Step 2 is allowing the bacteria populations to stabilize. They are fighting for territory right now. To become a stable biofilter they require food and time. An amount of food similar to what they will process when there's a fish bioload. An unpredictable amount of time. The beauty of reef tanks is that they are all as unique as a fingerprint. We can predict trends, but not individual events.
(Joe, I'm just bringing this up for the new hobbiests, not for you ;)
 

florida joe

Well-Known Member
Originally Posted by Bang Guy
http:///forum/post/2942803
I think the phrase is valid.
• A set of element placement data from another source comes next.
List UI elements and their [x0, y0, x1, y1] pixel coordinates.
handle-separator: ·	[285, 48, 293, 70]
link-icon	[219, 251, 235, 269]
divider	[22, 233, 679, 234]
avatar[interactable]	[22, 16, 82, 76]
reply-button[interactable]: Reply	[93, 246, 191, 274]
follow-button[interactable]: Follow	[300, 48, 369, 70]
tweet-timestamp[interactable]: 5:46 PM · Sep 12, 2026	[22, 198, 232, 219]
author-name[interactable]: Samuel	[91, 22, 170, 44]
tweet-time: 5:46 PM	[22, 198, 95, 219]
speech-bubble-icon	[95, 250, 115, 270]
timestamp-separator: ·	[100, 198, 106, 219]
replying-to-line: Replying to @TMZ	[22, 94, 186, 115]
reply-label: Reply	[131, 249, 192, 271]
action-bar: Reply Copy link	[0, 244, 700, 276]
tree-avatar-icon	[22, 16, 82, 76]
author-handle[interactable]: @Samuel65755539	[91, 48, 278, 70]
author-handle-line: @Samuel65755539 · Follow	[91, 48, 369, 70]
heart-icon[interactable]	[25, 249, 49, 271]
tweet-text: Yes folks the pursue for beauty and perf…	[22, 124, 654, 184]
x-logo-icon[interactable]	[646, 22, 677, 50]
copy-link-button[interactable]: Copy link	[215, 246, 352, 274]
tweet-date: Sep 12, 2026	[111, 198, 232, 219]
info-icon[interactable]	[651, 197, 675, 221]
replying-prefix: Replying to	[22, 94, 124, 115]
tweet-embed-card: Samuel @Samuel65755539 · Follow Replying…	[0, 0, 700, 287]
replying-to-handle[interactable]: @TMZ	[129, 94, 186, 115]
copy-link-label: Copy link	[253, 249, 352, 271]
There is a biologic filtration system with a plentiful bacteria population. As you know, this is step 1. i agree 100% that a big ammonia spike is not a requirement or even beneficial.
Step 2 is allowing the bacteria populations to stabilize. They are fighting for territory right now. To become a stable biofilter they require food and time. An amount of food similar to what they will process when there's a fish bioload. An unpredictable amount of time. The beauty of reef tanks is that they are all as unique as a fingerprint. We can predict trends, but not individual events.
(Joe, I'm just bringing this up for the new hobbiests, not for you ;)
I fully understand and agree. I just think that new hobbyists equate a cycled tank as one that must show an ammonia spike and nitrate spike and then have their nitrates go to zero or they are not cycled. When as you and I know the phrase really means that the tank can handle the degrading of organics with out introducing toxins
 

bang guy

Moderator
Originally Posted by florida joe
http:///forum/post/2942888
I fully understand and agree. I just think that new hobbyists equate a cycled tank as one that must show an ammonia spike and nitrate spike and then have there nitrates go to zero or they are not cycled. When as you and I know the phrase really means that the tank can handle the degrading of organics with out introducing toxins

Yep
 

scotikis

Member
CJ - I'll check for Phos in my water. I'm not using Carbon filtration. My h20 flows from the DT tank into bio balls prior to entering the area of my Fuge that houses my Calerpa.
As far as flow. I have a pump which is rated @ 1750 gph. I do have it turned down a bit now because I was faced with a microbubble issue and backing the pump off slightly helped the situation. Thats all of the flow that I have in the tank, no powerheads. My intent is to establish a FOWLR tank and based on my readings, 12-14 turns per hour would be sufficient. Do you agree with that?
I do not have a Skimmer.
As I mentioned previously, I was advised to leave my UV off until the tank cycled. In you opinion, should I turn it on @ this point?